Moeldoko Yakin Mobil Listrik Tetap Laku Tanpa Insentif, Ini Alasannya!

Moeldoko Yakin Mobil Listrik Tetap Laku Tanpa Insentif, Ini Alasannya!

Otomotif | inews | Rabu, 24 Desember 2025 - 07:58
share

JAKARTA, iNews.id - Rencana pemerintah menghentikan insentif mobil listrik mulai 31 Desember 2025 memicu kekhawatiran soal potensi kenaikan harga dan penurunan minat masyarakat. Namun, Ketua Umum Perkumpulan Industri Kendaraan Listrik Indonesia (Periklindo), Moeldoko, punya pandangan optimistis. 

Dia menegaskan, kebijakan penghentian insentif mobil listrik tidak akan menghentikan pertumbuhan kendaraan listrik di Indonesia. Apa alasannya?

Moeldoko menilai, pasar mobil listrik justru menunjukkan tren positif di tengah perlambatan penjualan kendaraan secara umum. Menurut dia, absennya insentif bukan penentu utama masa depan kendaraan listrik berbasis baterai (EV).

"Kalau dilihat penjualan mobil secara umum memang ada penurunan, tapi tren mobil listrik justru meningkat signifikan," kata Moeldoko saat ditemui di kantor Mobil Anak Bangsa (MAB), Jakarta, belum lama ini.

BYD Atto 1 menjadi salah satu pilihan mobil listrik di Indonesia. (Foto: Dani M Dahwilani)

Data Gabungan Industri Kendaraan Bermotor Indonesia (Gaikindo) mencatat, sepanjang Januari hingga November 2025, distribusi mobil listrik mencapai 82.525 unit dari total penjualan nasional 710.084 unit.
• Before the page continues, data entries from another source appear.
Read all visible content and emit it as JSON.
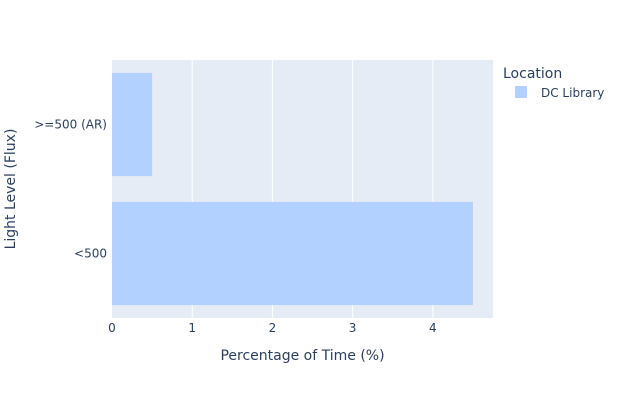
{
  "chart_data": {
    "type": "bar",
    "orientation": "horizontal",
    "categories": [
      ">=500 (AR)",
      "<500"
    ],
    "series": [
      {
        "name": "DC Library",
        "values": [
          0.5,
          4.5
        ]
      }
    ],
    "xlabel": "Percentage of Time (%)",
    "ylabel": "Light Level (Flux)",
    "xlim": [
      0,
      4.75
    ],
    "xticks": [
      0,
      1,
      2,
      3,
      4
    ],
    "grid": true,
    "legend": {
      "title": "Location",
      "placement": "top-right"
    },
    "colors": {
      "plot_background": "#e5ecf6",
      "bar": "#b3d1ff",
      "grid": "#ffffff",
      "text": "#2a3f5f"
    }
  }
}
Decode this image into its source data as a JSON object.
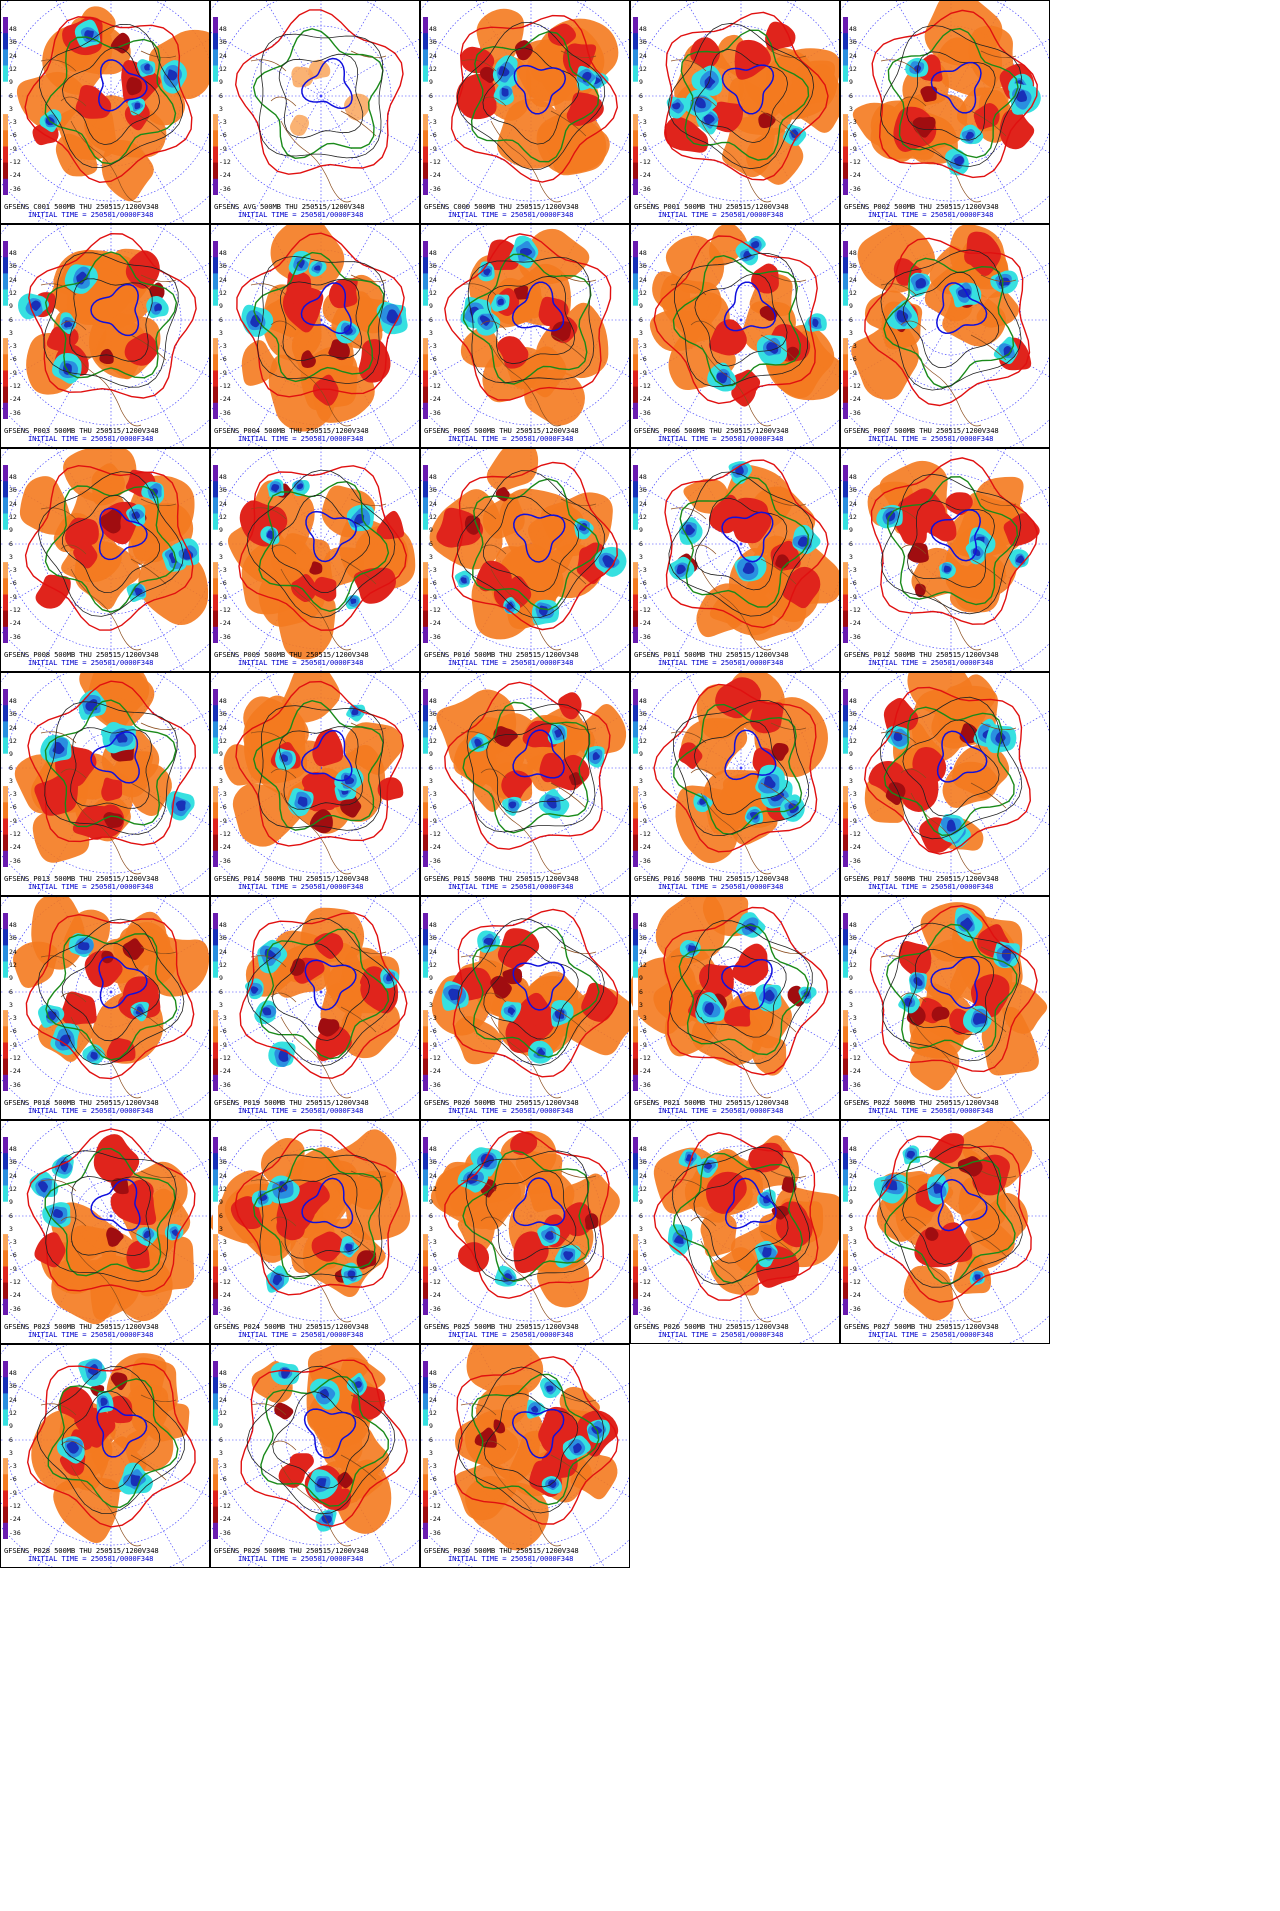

Capaian tersebut membuat pangsa pasar mobil listrik berada di level 11,62 persen.

Moeldoko menegaskan, tanpa insentif pun mekanisme industri akan tetap berjalan. Dia menyebut perkembangan teknologi dan persaingan produsen akan menekan biaya produksi, terutama pada komponen baterai.

"Saya dari awal sudah katakan, mobil listrik ke depan akan lebih murah dari mobil konvensional. Komponennya lebih sedikit. Kalau persaingan baterai makin ketat, harga akan turun," ujarnya.

Dia juga menyoroti rencana Indonesia menjadi basis produksi baterai kendaraan listrik. Menurutnya, baterai menyumbang sekitar 40 persen dari harga mobil listrik sehingga penurunan harga baterai akan berdampak langsung pada harga jual kendaraan.

"Apalagi Indonesia akan produksi baterai. Kalau baterai sebagai komponen 40 persen dari EV turun, maka harga mobil listrik turun ke bawah," kata Moeldoko.

Ilustrasi mobil listrik sedang di-charge. (Foto: Dani M Dahwilani)

Masuknya berbagai produsen kendaraan listrik ke Indonesia dinilai turut mempercepat penurunan harga. Kompetisi yang ketat membuat pilihan konsumen semakin beragam.

"Dengan kompetisi seperti sekarang, masyarakat justru menikmati harga mobil listrik yang lebih rasional," ujarnya.

Berdasarkan data Gaikindo, BYD menjadi merek dengan distribusi tertinggi sepanjang 11 bulan 2025, mencapai 40.151 unit, disusul Denza dengan 7.176 unit dan Chery sebanyak 7.065 unit. Untuk model, BYD Atto 1 menjadi mobil listrik terlaris dengan distribusi 17.729 unit.

Pemerintah sebelumnya memberikan sejumlah insentif, termasuk PPN Ditanggung Pemerintah (PPN DTP) 10 persen untuk mobil listrik produksi lokal dengan TKDN minimal 40 persen melalui PMK Nomor 12 Tahun 2025. Namun, pemerintah memastikan insentif tersebut tidak dilanjutkan tahun depan.

Meski demikian, Moeldoko menegaskan masa depan kendaraan listrik di Indonesia tetap berada di jalur positif, dengan atau tanpa insentif pemerintah.